I agree with Brenner that both factors were in play. His framework suggests that the “balance of class forces” was the decisive factor. Mine suggests that the division of labor between the East and the West—‘rationalization’ from the center, in this case, at the hands of the Hanseatic league, which controlled the Baltic routes before the Dutch grew up—was the more important factor. Why, in any event, was the “balance of class forces” so uniformly favorable in the West and unfavorable in the East? Brenner, in my humble opinion, is skirting close to relying on a sort of cultural determinism. Occam’s razor suggests that the more straightforward explanation—that reserfment in the East was the flip-side of decline of feudalism in the West—is superior.

The transformation of agrarian property relations may have been underway in the countryside well before the mid-seventeenth century, but England was a backwater in capitalist circles. The capitalization of the East India Company at the turn of the century, for instance, was literally one-tenth that of the VOC. There are two decisive moments in the seventeenth century that put England on the path to the top. The first was the simultaneous emergence of the Royal Navy as an “instrument of national policy” and the passage of the Navigation Act in 1651, wherein England began seriously contesting Dutch supremacy. The second, following on the heels of the three Anglo-Dutch naval and trade wars (1652-1654, 1665-1667, and 1672-1674), was the “Glorious Revolution” of 1688. I have put quotation marks because the naming reflects one of the most successful bits of propaganda in history: it was, in fact, a highly-successful sea-borne invasion by the Dutch.[v] This wasn’t simply a case of “tidy” royal patrimony with no large-scale effects on the fortunes of the English. What followed over the course of the next few decades was a massive migration of Dutch capital, Dutch talent, and Dutch techniques into England. From agricultural techniques to shipbuilding and finance, the English had much to learn from the Dutch. They eventually did get their act together and prevail in the succession struggle against France. By 1763, England had a firm grip on the money spinner. 

Octopus grip of European trade

———

i. Wood, Ellen Meiksins. “The Agrarian Origins of Capitalism.” Monthly Review, New York, 50 (1998): 14-31.

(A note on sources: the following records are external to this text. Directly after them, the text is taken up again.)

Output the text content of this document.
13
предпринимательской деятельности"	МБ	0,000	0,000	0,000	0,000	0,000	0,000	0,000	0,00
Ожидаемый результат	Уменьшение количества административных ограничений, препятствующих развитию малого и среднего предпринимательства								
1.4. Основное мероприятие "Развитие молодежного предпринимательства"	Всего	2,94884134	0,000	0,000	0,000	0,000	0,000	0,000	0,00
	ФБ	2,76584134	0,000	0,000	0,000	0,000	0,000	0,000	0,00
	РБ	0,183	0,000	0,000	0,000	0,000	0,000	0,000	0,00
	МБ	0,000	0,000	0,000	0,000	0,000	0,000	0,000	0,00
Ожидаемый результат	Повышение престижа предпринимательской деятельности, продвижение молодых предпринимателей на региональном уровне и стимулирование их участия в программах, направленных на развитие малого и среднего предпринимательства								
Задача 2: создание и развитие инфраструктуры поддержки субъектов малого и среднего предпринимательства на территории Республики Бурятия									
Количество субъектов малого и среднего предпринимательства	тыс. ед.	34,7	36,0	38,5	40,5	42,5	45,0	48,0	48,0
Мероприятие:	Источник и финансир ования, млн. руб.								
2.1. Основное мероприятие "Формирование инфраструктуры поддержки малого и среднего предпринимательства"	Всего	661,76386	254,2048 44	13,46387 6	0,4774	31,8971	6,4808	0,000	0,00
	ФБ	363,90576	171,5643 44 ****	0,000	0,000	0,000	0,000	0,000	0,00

ii. Cain, Peter J., and Anthony G. Hopkins. “Gentlemanly Capitalism and British Expansion Overseas I. The Old Colonial System, 1688‐1850.” The Economic History Review 39.4 (1986): 501-525.

iii. Brenner, Robert. “The Agrarian Roots of European Capitalism.” Past and Present (1982): 16-113.

iv. Braudel, Fernand. Civilization and Capitalism, vol. 3: The Perspective of the World.

v. Jardine, Lisa. Going Dutch: How England Plundered Holland’s Glory. HarperPress, 2008.